N’oublie pas, l’attention est sélective. Tiens, regarde ce film… [Il lui met
le film « Change blindness – classic demo – plane » référencé dans la
note.]
« Maintenant, fais à nouveau attention à tous les couverts à la fois, et
ramasse-les d’un coup. »
Ce qui m’a vraiment marqué, c’est le nombre de détails qu’on voit pas quand on
regarde quelque chose. Par exemple, là, même si on a l’impression de faire
attention à tout ce qui est écrit, en fait, on serait incapable de recopier le mot
« recopier » exactement comme il est écrit ici, sans regarder : par exemple, le
« r » serait pas exactement pareil, etc. En fait, c’est normal, parce que notre
cerveau se fiche de ce genre de détails, ça lui sert à rien pour lire, tout ce qui
compte c’est les mots qui sont marqués, pas comment ils sont marqués.
Mais le truc dingue, c’est que ça marche aussi avec la couleur d’un pull par
exemple. On a regardé un film où une personne demande un renseignement à
quelqu’un dans la rue (on va l’appeler Tom, celui qui demande), et puis il y a deux
personnes qui passent au milieu en portant une porte (je sais, c’est bizarre).
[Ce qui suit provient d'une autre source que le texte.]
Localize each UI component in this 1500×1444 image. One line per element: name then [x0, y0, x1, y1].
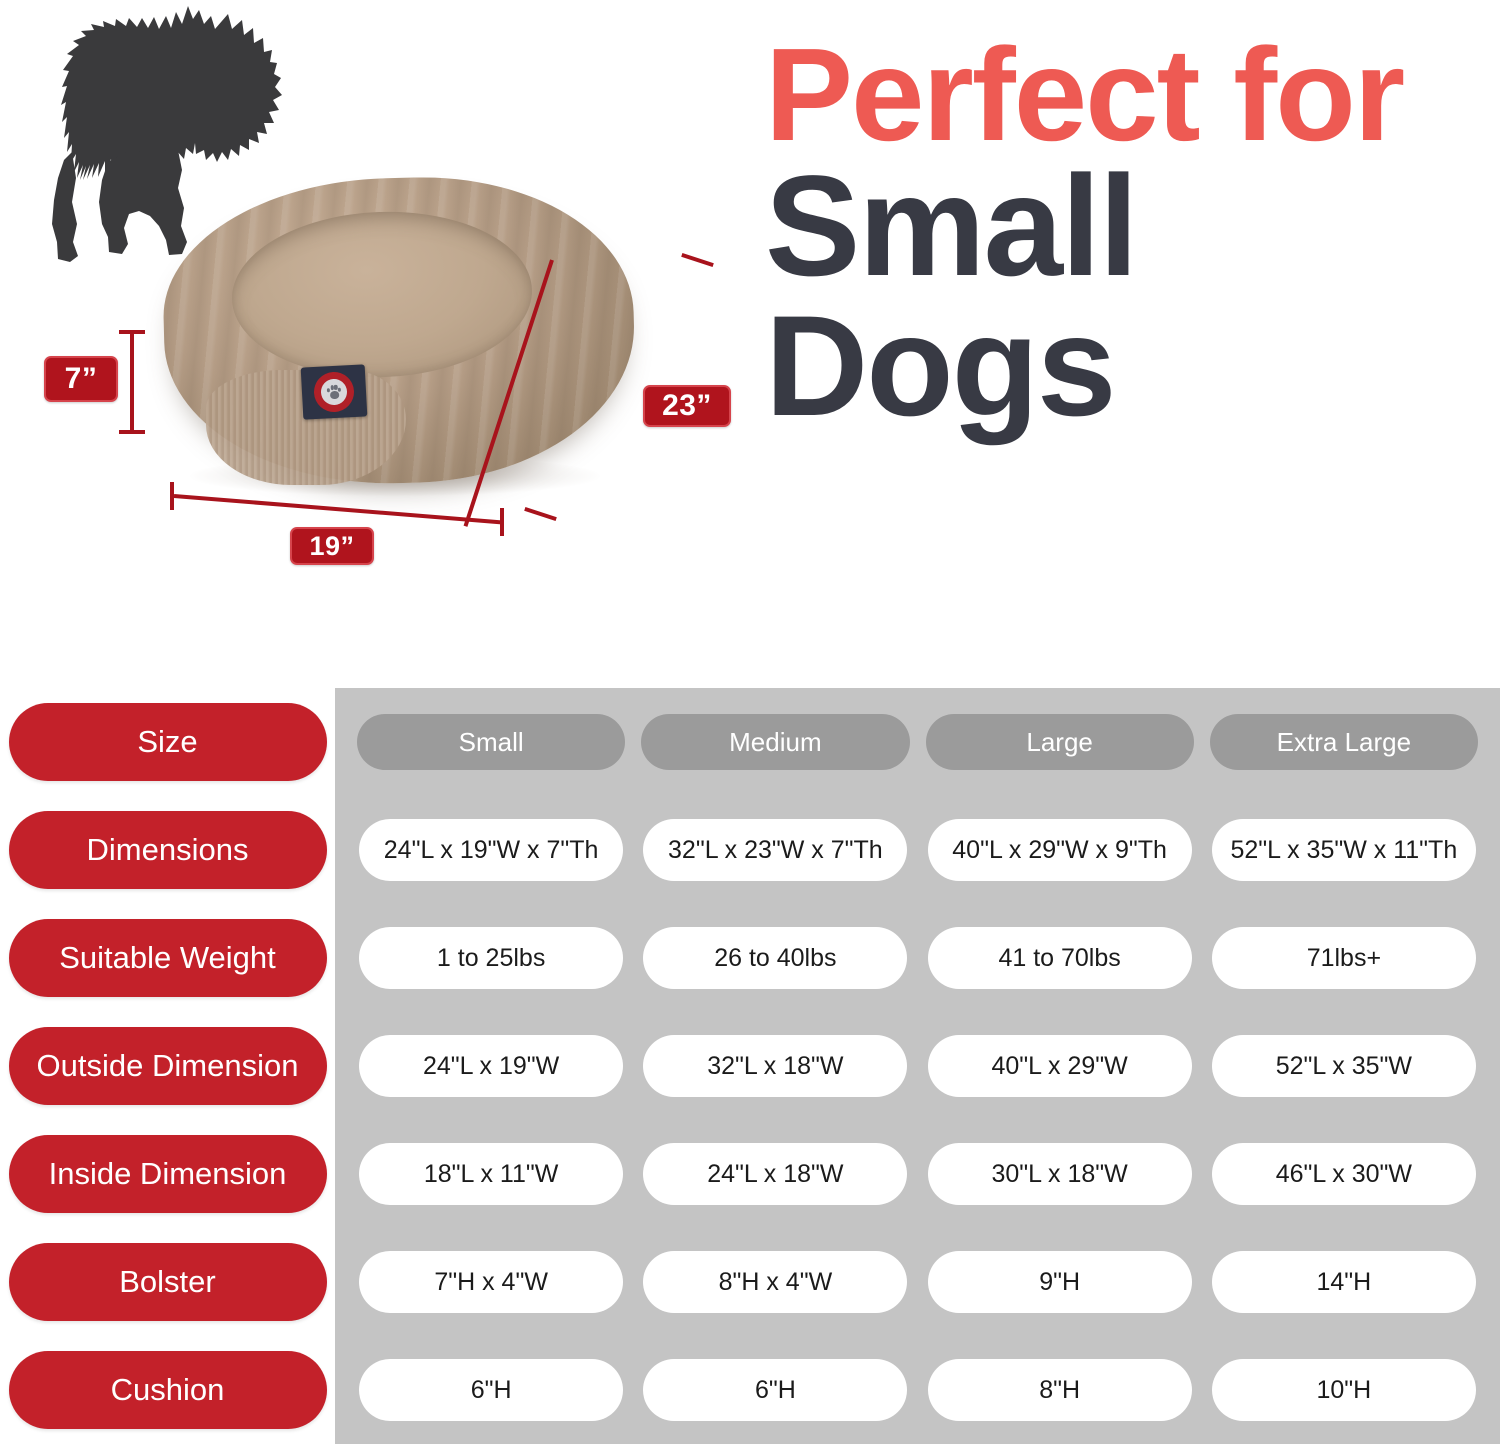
spec-cell: 1 to 25lbs: [349, 927, 633, 989]
spec-table-row: 18"L x 11"W 24"L x 18"W 30"L x 18"W 46"L…: [335, 1120, 1500, 1228]
majestic-pet-brand-tag: [301, 364, 368, 419]
value-cushion-large: 8"H: [928, 1359, 1192, 1421]
spec-cell: 6"H: [349, 1359, 633, 1421]
spec-table-row: 24"L x 19"W x 7"Th 32"L x 23"W x 7"Th 40…: [335, 796, 1500, 904]
brand-disc: [320, 378, 347, 405]
value-weight-extra-large: 71lbs+: [1212, 927, 1476, 989]
spec-cell: 40"L x 29"W x 9"Th: [918, 819, 1202, 881]
width-dimension-cap-right: [500, 508, 504, 536]
spec-cell: 24"L x 19"W: [349, 1035, 633, 1097]
spec-cell: 14"H: [1202, 1251, 1486, 1313]
spec-cell: 8"H x 4"W: [633, 1251, 917, 1313]
spec-cell: 24"L x 19"W x 7"Th: [349, 819, 633, 881]
value-outside-medium: 32"L x 18"W: [643, 1035, 907, 1097]
value-dimensions-extra-large: 52"L x 35"W x 11"Th: [1212, 819, 1476, 881]
value-bolster-medium: 8"H x 4"W: [643, 1251, 907, 1313]
spec-cell: 41 to 70lbs: [918, 927, 1202, 989]
value-bolster-small: 7"H x 4"W: [359, 1251, 623, 1313]
spec-table-section: Size Small Medium Large Extra Large Dime…: [0, 668, 1500, 1444]
spec-cell: 24"L x 18"W: [633, 1143, 917, 1205]
value-inside-extra-large: 46"L x 30"W: [1212, 1143, 1476, 1205]
spec-cell: 46"L x 30"W: [1202, 1143, 1486, 1205]
spec-cell: 8"H: [918, 1359, 1202, 1421]
spec-cell: 18"L x 11"W: [349, 1143, 633, 1205]
column-header-small: Small: [357, 714, 625, 770]
spec-row-label-outside-dimension: Outside Dimension: [0, 1012, 335, 1120]
spec-row-label-suitable-weight: Suitable Weight: [0, 904, 335, 1012]
spec-cell: 32"L x 23"W x 7"Th: [633, 819, 917, 881]
spec-table-row: 6"H 6"H 8"H 10"H: [335, 1336, 1500, 1444]
spec-header-cell: Extra Large: [1202, 714, 1486, 770]
value-cushion-medium: 6"H: [643, 1359, 907, 1421]
value-bolster-large: 9"H: [928, 1251, 1192, 1313]
value-inside-medium: 24"L x 18"W: [643, 1143, 907, 1205]
label-pill-outside-dimension: Outside Dimension: [9, 1027, 327, 1105]
width-dimension-line: [174, 494, 503, 524]
value-inside-small: 18"L x 11"W: [359, 1143, 623, 1205]
headline-line-3: Dogs: [765, 301, 1495, 433]
spec-cell: 6"H: [633, 1359, 917, 1421]
hero-section: 7” 19” 23” Perfect for Small Dogs: [0, 0, 1500, 668]
spec-cell: 30"L x 18"W: [918, 1143, 1202, 1205]
length-dimension-badge: 23”: [643, 385, 731, 427]
headline: Perfect for Small Dogs: [765, 34, 1495, 433]
spec-cell: 32"L x 18"W: [633, 1035, 917, 1097]
label-pill-size: Size: [9, 703, 327, 781]
column-header-medium: Medium: [641, 714, 909, 770]
value-cushion-small: 6"H: [359, 1359, 623, 1421]
width-dimension-badge: 19”: [290, 527, 374, 565]
headline-line-2: Small: [765, 161, 1495, 293]
length-dimension-cap-top: [681, 253, 714, 267]
spec-cell: 40"L x 29"W: [918, 1035, 1202, 1097]
spec-cell: 9"H: [918, 1251, 1202, 1313]
spec-table-row: 24"L x 19"W 32"L x 18"W 40"L x 29"W 52"L…: [335, 1012, 1500, 1120]
height-dimension-cap-bottom: [119, 430, 145, 434]
value-inside-large: 30"L x 18"W: [928, 1143, 1192, 1205]
headline-line-1: Perfect for: [765, 34, 1495, 155]
spec-row-label-dimensions: Dimensions: [0, 796, 335, 904]
value-dimensions-medium: 32"L x 23"W x 7"Th: [643, 819, 907, 881]
paw-print-icon: [326, 384, 343, 400]
value-outside-small: 24"L x 19"W: [359, 1035, 623, 1097]
column-header-extra-large: Extra Large: [1210, 714, 1478, 770]
value-bolster-extra-large: 14"H: [1212, 1251, 1476, 1313]
spec-cell: 26 to 40lbs: [633, 927, 917, 989]
spec-row-label-bolster: Bolster: [0, 1228, 335, 1336]
height-dimension-cap-top: [119, 330, 145, 334]
spec-cell: 52"L x 35"W: [1202, 1035, 1486, 1097]
spec-cell: 7"H x 4"W: [349, 1251, 633, 1313]
spec-cell: 71lbs+: [1202, 927, 1486, 989]
spec-header-cell: Medium: [633, 714, 917, 770]
spec-row-label-inside-dimension: Inside Dimension: [0, 1120, 335, 1228]
product-infographic: 7” 19” 23” Perfect for Small Dogs Size: [0, 0, 1500, 1444]
spec-table-grid: Size Small Medium Large Extra Large Dime…: [0, 688, 1500, 1444]
label-pill-dimensions: Dimensions: [9, 811, 327, 889]
value-outside-extra-large: 52"L x 35"W: [1212, 1035, 1476, 1097]
spec-header-cell: Small: [349, 714, 633, 770]
spec-header-cell: Large: [918, 714, 1202, 770]
value-dimensions-small: 24"L x 19"W x 7"Th: [359, 819, 623, 881]
spec-cell: 10"H: [1202, 1359, 1486, 1421]
column-header-large: Large: [926, 714, 1194, 770]
spec-table-row: 1 to 25lbs 26 to 40lbs 41 to 70lbs 71lbs…: [335, 904, 1500, 1012]
height-dimension-badge: 7”: [44, 356, 118, 402]
spec-row-label-cushion: Cushion: [0, 1336, 335, 1444]
label-pill-cushion: Cushion: [9, 1351, 327, 1429]
spec-row-label-size: Size: [0, 688, 335, 796]
value-weight-medium: 26 to 40lbs: [643, 927, 907, 989]
value-cushion-extra-large: 10"H: [1212, 1359, 1476, 1421]
length-dimension-cap-bottom: [524, 507, 557, 521]
brand-ring: [313, 371, 355, 413]
value-weight-large: 41 to 70lbs: [928, 927, 1192, 989]
spec-table-row: 7"H x 4"W 8"H x 4"W 9"H 14"H: [335, 1228, 1500, 1336]
label-pill-inside-dimension: Inside Dimension: [9, 1135, 327, 1213]
spec-cell: 52"L x 35"W x 11"Th: [1202, 819, 1486, 881]
label-pill-bolster: Bolster: [9, 1243, 327, 1321]
value-outside-large: 40"L x 29"W: [928, 1035, 1192, 1097]
value-dimensions-large: 40"L x 29"W x 9"Th: [928, 819, 1192, 881]
label-pill-suitable-weight: Suitable Weight: [9, 919, 327, 997]
spec-header-row: Small Medium Large Extra Large: [335, 688, 1500, 796]
value-weight-small: 1 to 25lbs: [359, 927, 623, 989]
height-dimension-line: [130, 330, 134, 434]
Donc
pendant un moment, elles ne se voient pas et Tom est remplacé par une autre
personne habillée différemment, mais le gars continue son explication sans se
rendre compte que c’est plus le même Tom ! Ça montre bien que son cerveau se
fichait totalement des détails (même de qui c’était, de comment il était
habillé, etc.), il faisait juste attention à « une personne qui demande un
renseignement ». En gros, tu changes la personne, mais pour le cerveau, c’est
toujours « une personne qui demande », ça fait aucune différence (j’y crois pas !).
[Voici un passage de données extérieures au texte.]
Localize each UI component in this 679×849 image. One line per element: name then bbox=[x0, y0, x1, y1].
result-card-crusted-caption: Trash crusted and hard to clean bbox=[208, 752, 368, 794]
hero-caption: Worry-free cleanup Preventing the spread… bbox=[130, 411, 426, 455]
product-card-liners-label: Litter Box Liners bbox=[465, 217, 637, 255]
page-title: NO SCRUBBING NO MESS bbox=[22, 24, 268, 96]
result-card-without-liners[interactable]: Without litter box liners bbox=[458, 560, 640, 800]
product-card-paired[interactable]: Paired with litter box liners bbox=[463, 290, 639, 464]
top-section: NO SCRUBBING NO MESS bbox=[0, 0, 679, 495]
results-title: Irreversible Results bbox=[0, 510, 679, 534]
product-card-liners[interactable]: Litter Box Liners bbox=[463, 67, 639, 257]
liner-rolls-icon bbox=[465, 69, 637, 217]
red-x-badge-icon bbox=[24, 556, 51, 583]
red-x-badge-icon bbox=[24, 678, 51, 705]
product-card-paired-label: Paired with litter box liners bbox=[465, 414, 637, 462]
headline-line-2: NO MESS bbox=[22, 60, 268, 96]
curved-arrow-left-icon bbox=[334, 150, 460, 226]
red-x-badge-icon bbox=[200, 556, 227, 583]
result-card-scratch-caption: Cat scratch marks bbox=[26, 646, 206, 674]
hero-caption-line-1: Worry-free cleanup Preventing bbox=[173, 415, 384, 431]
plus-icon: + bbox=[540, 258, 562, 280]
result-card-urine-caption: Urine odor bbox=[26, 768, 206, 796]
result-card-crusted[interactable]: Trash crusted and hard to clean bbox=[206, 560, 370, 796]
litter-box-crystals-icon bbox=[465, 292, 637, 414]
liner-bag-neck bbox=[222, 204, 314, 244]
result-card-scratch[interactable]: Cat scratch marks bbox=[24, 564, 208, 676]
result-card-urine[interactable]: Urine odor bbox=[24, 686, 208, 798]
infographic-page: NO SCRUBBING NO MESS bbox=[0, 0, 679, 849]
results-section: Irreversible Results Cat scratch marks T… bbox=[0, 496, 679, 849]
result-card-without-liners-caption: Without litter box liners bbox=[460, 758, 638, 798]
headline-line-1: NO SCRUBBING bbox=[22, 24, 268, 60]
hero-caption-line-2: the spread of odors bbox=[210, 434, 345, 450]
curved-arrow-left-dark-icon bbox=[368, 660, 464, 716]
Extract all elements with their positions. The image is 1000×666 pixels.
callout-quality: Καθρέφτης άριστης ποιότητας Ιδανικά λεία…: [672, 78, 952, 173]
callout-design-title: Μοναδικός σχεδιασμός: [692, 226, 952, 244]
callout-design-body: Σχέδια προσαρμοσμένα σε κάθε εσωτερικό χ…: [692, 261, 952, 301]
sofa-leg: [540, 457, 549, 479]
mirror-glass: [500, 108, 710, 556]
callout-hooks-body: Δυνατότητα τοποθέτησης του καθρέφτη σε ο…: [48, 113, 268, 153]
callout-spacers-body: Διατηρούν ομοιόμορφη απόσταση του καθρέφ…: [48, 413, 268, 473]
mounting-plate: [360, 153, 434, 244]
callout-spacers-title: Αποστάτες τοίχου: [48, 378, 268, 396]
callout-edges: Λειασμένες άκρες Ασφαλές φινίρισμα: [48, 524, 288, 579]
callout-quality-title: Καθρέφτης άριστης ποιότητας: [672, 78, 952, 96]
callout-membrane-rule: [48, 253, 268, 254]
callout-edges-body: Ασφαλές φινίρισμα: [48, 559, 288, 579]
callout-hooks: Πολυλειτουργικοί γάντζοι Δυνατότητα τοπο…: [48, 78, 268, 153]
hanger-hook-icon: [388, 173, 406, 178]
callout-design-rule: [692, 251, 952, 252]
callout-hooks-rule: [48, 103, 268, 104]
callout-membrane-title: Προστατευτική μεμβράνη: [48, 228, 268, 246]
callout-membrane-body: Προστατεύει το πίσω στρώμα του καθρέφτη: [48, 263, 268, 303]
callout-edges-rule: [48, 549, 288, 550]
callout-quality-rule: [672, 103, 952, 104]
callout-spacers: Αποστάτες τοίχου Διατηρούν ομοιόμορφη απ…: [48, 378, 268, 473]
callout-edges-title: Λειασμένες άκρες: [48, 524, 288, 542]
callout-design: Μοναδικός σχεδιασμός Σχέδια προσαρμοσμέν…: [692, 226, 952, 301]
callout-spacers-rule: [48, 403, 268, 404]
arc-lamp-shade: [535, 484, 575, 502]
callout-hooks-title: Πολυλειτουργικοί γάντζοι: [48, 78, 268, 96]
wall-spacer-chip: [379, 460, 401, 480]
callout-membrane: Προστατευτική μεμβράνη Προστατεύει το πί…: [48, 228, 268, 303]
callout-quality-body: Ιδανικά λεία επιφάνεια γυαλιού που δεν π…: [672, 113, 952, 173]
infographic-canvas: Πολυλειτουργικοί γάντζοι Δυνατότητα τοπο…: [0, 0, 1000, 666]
Il paraît que c’est pour ça qu’on fait des fautes d’orthographe, parce que du
moment que le mot qu’on écrit est vaguement ressemblant, c’est pareil, on voit
pas la différence parce qu’on y fait pas attention. Du coup, ça veut dire que
parfois, il faut apprendre à faire attention plus aux détails et parfois plus au truc
global (comme au foot). En fait, ça dépend de ce qu’on a à faire, quoi.
JOUER AVEC
SON ATTENTION
Il suffit d’un livre ou d’un magazine pour s’habituer à jouer avec son
attention. Faites-en l’expérience avec le paragraphe suivant, en suivant une
à une les instructions ci-après.
Le texte :
L’homme portait un large chapeau noir, qu’il avait gardé malgré la chaleur
étouffante de ce 12 juillet. Il avait posE sa valise au-dessus de lui, à
l’emplacement prévu à cet effeT dans chaque compartiment de seconde
classe des trains de la ligne Paris-Milan. C’était une valise sans signe
distinctif particUlier. La poignée était un peu élimée, signe de voyages
fréquents. Il avait sorti un journal, qu’Il feuilletait avec une certaine
nonchalance en regardant de temps en temps par la fenêtre. À cet endroit
de la plaine, les rails n’étaient pas droits, mais légèrement courbes, et il
pouvait apercevoir au loin les wagons en tête du train. Il repensait aux
personnes qu’il avait laissées à Paris et qu’il ne reverrait que l’an prochain
en mai. Mais il ramena rapidement ses pensées vers Milan… Milan !
Les consignes :
1. Placez votre regard au milieu, vers le haut du texte. Autant que possible,
vous devrez le laisser à cet endroit pendant tout l’exercice (à part pour lire
ces consignes, évidemment. L’idéal serait d’ailleurs de les retenir avant de
faire l’exercice, ou de vous les faire lire).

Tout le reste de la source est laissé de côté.